Today's podcast's subject was changed at the last moment, as I thought this was a good time to remind everyone to think about who their audience is - that task is more important than you might realize.
Remember a podcast or two ago when I talked about Flickr blocking some pictures? Looks like I actually scooped Wired News, as today they posted an article on the exact same thing. Granted, they had the clout to interview some of the big names out there, but at least I actually mentioned it before them.
Nowadays there appears to be a switch so far as content providing web sites are concerned. In the past, most site administrators picked their content carefully, selecting images or words that fit with their own vision of what they wanted. Users still had the ability to upload their own content, but for the most part that was limited to Usenet and certain sections of AOL.
Now, it seems content management is doing a flip-flop. Taking a page out of Wikipedia's book (so to speak), many websites now let you upload or select your own content. Digg, del.icio.us, and YouTube aren't big hits because they have great editors, but because everything on them has been user selected.
But this change of events is not a full 180 degree turn, as evidenced by Flickr's practice of censoring. Wikipedia has some editors as well, which go through and weed out the entries that just don't belong in an encyclopedia.
It's as if these content collecting sites are parents caring for their children - they're willing to let their kids run all over the place, but little Billy and Tammy are still going to get a scolding the next time they follow a ball out into the street.

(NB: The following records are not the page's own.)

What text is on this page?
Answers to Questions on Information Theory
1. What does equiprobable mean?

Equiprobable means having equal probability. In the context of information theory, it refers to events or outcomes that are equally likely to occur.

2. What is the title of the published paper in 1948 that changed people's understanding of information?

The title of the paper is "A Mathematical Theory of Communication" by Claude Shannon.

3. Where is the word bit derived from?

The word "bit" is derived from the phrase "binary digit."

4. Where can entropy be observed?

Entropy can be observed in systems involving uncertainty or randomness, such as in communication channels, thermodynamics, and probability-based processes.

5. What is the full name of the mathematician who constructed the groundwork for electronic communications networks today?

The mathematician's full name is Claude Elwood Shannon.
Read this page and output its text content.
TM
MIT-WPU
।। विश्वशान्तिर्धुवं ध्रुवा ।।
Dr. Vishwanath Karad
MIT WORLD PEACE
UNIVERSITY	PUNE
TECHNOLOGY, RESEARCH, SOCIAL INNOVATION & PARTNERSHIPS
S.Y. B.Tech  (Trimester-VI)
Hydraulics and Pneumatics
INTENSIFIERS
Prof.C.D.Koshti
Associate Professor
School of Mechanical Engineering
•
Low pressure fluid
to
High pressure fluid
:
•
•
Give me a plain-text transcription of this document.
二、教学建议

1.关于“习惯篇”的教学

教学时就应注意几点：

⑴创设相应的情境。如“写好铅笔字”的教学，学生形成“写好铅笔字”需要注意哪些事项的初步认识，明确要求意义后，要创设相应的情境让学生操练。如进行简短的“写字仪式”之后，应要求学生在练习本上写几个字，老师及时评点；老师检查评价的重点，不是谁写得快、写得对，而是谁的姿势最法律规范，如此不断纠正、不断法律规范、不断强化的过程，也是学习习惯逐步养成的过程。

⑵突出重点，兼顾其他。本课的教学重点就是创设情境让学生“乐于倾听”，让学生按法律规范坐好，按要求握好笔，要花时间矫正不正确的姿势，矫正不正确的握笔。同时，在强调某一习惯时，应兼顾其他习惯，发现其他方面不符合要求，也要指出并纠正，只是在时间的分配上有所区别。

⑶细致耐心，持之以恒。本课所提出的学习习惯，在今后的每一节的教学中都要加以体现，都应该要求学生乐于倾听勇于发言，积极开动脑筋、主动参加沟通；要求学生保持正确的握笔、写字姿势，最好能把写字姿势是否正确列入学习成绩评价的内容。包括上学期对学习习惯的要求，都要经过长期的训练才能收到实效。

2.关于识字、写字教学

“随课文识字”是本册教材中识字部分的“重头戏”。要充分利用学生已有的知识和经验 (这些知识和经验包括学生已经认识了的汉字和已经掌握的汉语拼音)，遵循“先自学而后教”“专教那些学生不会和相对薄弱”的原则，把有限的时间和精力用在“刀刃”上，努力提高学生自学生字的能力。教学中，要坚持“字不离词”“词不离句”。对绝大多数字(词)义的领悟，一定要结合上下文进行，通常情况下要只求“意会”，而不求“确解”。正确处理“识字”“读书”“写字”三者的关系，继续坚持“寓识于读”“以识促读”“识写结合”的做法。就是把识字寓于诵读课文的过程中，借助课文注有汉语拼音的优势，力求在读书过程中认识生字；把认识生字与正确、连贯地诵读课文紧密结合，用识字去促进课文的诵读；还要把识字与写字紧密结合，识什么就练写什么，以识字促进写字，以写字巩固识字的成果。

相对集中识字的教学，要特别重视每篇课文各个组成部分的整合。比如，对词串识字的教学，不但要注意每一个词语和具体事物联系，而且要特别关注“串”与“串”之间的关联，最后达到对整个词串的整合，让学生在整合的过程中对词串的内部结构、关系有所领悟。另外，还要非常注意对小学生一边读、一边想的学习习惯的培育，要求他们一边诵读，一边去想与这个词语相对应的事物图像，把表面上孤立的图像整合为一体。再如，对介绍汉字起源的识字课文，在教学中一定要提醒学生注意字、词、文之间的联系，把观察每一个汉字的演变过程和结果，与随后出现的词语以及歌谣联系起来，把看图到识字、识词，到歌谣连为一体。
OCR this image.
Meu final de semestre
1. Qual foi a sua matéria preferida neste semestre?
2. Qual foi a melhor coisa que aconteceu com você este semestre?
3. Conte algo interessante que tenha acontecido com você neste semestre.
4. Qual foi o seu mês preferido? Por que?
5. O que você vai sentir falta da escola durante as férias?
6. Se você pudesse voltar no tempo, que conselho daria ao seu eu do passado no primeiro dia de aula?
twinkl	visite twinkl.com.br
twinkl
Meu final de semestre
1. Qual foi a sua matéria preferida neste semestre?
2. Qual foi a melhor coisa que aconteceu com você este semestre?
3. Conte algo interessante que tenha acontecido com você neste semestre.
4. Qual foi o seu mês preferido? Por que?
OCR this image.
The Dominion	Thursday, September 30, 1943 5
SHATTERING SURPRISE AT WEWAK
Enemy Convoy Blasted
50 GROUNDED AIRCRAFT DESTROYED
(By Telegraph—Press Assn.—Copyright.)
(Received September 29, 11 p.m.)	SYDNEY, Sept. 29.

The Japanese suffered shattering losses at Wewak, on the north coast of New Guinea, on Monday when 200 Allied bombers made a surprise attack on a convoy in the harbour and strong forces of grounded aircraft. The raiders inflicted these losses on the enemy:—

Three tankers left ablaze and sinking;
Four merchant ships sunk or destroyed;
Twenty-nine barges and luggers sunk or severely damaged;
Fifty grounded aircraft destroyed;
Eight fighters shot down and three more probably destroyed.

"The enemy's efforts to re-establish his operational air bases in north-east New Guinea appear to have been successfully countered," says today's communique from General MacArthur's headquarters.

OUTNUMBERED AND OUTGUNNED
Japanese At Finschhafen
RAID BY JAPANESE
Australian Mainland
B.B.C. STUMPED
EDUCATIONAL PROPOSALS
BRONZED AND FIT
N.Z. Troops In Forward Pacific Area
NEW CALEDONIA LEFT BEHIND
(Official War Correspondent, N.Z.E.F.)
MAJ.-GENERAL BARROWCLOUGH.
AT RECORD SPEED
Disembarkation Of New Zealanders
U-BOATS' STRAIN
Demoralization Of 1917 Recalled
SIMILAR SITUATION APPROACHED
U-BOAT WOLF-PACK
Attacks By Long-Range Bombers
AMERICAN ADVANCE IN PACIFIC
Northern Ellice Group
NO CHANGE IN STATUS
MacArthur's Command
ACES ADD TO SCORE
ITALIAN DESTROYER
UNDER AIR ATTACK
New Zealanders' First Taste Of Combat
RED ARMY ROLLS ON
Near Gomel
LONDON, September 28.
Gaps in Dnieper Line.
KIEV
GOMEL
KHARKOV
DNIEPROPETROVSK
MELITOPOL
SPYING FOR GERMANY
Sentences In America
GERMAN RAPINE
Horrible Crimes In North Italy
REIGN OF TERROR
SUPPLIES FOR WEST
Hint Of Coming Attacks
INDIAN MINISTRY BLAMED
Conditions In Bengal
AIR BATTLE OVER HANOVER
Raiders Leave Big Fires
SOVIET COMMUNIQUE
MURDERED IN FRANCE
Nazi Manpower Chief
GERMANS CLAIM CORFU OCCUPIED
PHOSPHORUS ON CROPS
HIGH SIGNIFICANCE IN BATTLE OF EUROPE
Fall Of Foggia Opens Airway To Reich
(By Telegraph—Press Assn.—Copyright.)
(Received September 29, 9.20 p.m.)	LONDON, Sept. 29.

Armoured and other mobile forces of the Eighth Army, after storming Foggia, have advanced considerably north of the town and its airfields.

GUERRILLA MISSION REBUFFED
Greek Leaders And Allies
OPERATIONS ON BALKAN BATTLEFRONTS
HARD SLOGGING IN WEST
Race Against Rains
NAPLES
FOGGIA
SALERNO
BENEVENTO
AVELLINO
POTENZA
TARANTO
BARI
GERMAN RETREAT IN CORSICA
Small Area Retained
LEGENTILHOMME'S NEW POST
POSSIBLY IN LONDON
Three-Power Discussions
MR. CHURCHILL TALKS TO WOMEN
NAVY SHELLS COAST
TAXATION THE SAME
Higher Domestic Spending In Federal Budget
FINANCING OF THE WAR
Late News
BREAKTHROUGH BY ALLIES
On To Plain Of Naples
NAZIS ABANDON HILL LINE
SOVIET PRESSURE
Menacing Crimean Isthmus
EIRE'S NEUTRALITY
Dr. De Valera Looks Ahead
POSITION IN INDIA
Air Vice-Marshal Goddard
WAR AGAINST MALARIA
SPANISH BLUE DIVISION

This makes sense to me. As an art teacher I often try to find ways for my students to express themselves creatively. It often comes as a shock to them when I tell them they're free to choose what to draw, although I do stipulate that "pictures of the art teacher getting beat up aren't allowed."
Whenever content creators do the thing they do, they should always remember their audience. Since I always hang up finished projects, the audience for my lessons is the entire building. Students drawing pictures of guns or other students getting hurt get at the very least a lecture and at most ... well, let's not go there.
If you post a picture to Flickr, video to YouTube, or so on, your audience is the entire internet - including the people who own those servers. If you put something there that they don't like, don't be surprised if it disappears.
And of course, the same is true for the world of blogging. Unless you have some way of password protecting your postings, your blog's audience is everyone with an internet connection - including that administrator and/or coworker you just satirized in a rather catchy limerick. Believe me, people have been fired for less.